Employing virtual reality technology to revolutionise manual work
A European-funded project promises to improve productivity and working environments across Europe, thanks to its newly developed system, which combines virtual and augmented reality technology, ergonomics and product lifecycle management. The partners of the MANUVAR project ('Manual work support throughout system lifecycle by exploiting virtual and augmented reality') developed a modular, reconfigurable system that will support manual work across a range of industries.
|MANUVAR team performing trial|
According to Eurostat, in 2011, 15.7 million people were involved in high-knowledge manual work in Europe, mainly as plant and machine assemblers and operators. But one result of globalisation is that some work, in particular manual work, which is an expensive component of manufacturing, is increasingly being outsourced globally. While reducing costs, this does create its own set of problems: increased lead times, lower quality products and services, and weaker management. The MANUVAR project aimed to provide a timely and systematic solution to this problem.

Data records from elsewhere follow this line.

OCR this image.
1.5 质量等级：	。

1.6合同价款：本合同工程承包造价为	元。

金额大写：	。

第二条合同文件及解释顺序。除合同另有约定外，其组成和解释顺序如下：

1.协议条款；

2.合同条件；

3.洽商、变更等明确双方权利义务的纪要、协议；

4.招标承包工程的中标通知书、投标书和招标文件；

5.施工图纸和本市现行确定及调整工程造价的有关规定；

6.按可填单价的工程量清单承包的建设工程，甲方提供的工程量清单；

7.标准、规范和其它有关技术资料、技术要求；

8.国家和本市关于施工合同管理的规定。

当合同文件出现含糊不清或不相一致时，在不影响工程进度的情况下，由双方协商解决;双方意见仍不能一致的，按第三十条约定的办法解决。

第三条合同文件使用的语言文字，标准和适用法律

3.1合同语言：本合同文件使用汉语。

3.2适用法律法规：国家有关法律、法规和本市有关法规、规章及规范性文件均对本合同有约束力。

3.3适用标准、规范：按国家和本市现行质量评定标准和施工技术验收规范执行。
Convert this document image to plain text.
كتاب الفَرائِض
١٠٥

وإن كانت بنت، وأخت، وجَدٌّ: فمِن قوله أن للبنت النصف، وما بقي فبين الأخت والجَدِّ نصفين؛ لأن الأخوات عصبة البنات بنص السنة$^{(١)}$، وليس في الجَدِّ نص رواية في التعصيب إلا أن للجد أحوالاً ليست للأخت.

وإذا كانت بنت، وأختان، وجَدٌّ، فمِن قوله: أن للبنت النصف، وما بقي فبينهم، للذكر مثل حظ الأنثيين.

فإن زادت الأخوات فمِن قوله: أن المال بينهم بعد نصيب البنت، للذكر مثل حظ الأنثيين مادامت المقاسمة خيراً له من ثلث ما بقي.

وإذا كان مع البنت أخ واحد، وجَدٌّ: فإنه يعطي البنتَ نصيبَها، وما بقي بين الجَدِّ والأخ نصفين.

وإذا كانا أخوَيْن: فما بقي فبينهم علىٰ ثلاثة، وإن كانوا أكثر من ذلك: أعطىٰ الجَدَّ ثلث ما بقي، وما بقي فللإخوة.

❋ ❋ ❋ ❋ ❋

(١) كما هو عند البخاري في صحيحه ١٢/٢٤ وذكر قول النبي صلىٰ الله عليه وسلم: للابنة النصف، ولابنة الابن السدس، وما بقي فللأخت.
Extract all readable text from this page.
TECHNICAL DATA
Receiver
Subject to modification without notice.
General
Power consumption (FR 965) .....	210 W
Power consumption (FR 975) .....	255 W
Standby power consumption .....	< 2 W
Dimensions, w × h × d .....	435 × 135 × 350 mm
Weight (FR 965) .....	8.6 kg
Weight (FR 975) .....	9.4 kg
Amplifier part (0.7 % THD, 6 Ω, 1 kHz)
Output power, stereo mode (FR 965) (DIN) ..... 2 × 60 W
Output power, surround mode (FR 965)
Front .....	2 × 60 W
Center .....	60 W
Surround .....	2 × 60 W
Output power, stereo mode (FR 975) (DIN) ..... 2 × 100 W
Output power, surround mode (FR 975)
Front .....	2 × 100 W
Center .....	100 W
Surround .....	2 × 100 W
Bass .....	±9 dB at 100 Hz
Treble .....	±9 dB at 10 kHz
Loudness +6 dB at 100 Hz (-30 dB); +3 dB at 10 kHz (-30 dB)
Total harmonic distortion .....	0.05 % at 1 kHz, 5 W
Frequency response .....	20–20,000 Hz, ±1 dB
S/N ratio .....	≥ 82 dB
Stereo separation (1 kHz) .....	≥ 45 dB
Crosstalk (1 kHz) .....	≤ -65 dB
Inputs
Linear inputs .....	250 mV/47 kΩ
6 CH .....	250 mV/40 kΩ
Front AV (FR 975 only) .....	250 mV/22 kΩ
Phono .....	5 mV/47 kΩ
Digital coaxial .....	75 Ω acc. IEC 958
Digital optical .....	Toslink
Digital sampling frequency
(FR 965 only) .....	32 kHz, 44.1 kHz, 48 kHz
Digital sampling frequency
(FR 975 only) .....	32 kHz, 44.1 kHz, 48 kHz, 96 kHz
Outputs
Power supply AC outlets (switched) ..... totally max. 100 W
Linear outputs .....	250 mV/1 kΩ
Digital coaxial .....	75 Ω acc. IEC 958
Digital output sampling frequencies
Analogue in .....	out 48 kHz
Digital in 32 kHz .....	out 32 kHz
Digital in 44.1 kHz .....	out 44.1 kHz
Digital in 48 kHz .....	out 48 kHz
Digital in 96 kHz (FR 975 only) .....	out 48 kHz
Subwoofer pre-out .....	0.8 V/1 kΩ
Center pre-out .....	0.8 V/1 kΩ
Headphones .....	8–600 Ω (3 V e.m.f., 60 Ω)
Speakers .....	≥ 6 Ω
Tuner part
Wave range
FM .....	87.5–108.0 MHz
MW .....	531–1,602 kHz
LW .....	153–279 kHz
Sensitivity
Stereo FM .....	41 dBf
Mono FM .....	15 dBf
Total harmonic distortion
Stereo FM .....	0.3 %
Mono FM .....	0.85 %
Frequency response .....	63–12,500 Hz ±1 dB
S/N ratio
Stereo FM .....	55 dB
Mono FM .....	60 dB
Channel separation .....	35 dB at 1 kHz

Outsourcing is not always an option: work such as spacecraft assembly, maintenance of power plants, operation of complex machinery, and design and manufacturing of highly customised products requires high-level knowledge and skills of manual workers. 'MANUVAR could improve utilisation of the workforce's knowledge and raise global competitiveness,' commented MANUVAR’s Project Coordinator, Dr Boris Krassi from VTT Technical Research Centre of Finland. 'This in turn will protect domestic employment and result in better quality, a shorter time to market and better value.'
As a result of the researchers’ efforts, the MANUVAR system can successfully improve all aspects of manual work for all actors involved in the product lifecycle, from engineers and managers to workers and operators. The system enhances communication in the product lifecycle, supports workplace and work procedures design, and facilitates training and the delivery of instructions.
During a demonstration phase of the project held in February and March 2012, senior managers and engineers from European industry confirmed the potential of the system in real manufacturing scenarios. They were enthusiastic in their feedback: 'This is exactly what we need to provide efficient communication ... With this system you may design a good workstation right first time ... The application would save us many man hours… We would also improve customer service via the application... Also, the quality of our work would clearly be improved'.
The project was organised around five clusters: Spacecraft Assembly, Assembly Lines and SMEs, Remote Maintenance, Power Plants, and Heavy Machinery. These areas represent niche industries as well as crucial sectors that are vital for Europe's economic as well as scientific future.
MANUVAR included 18 partners from 8 EU countries, and received more than EUR 7 million in funding from the EU's Seventh Framework Programme.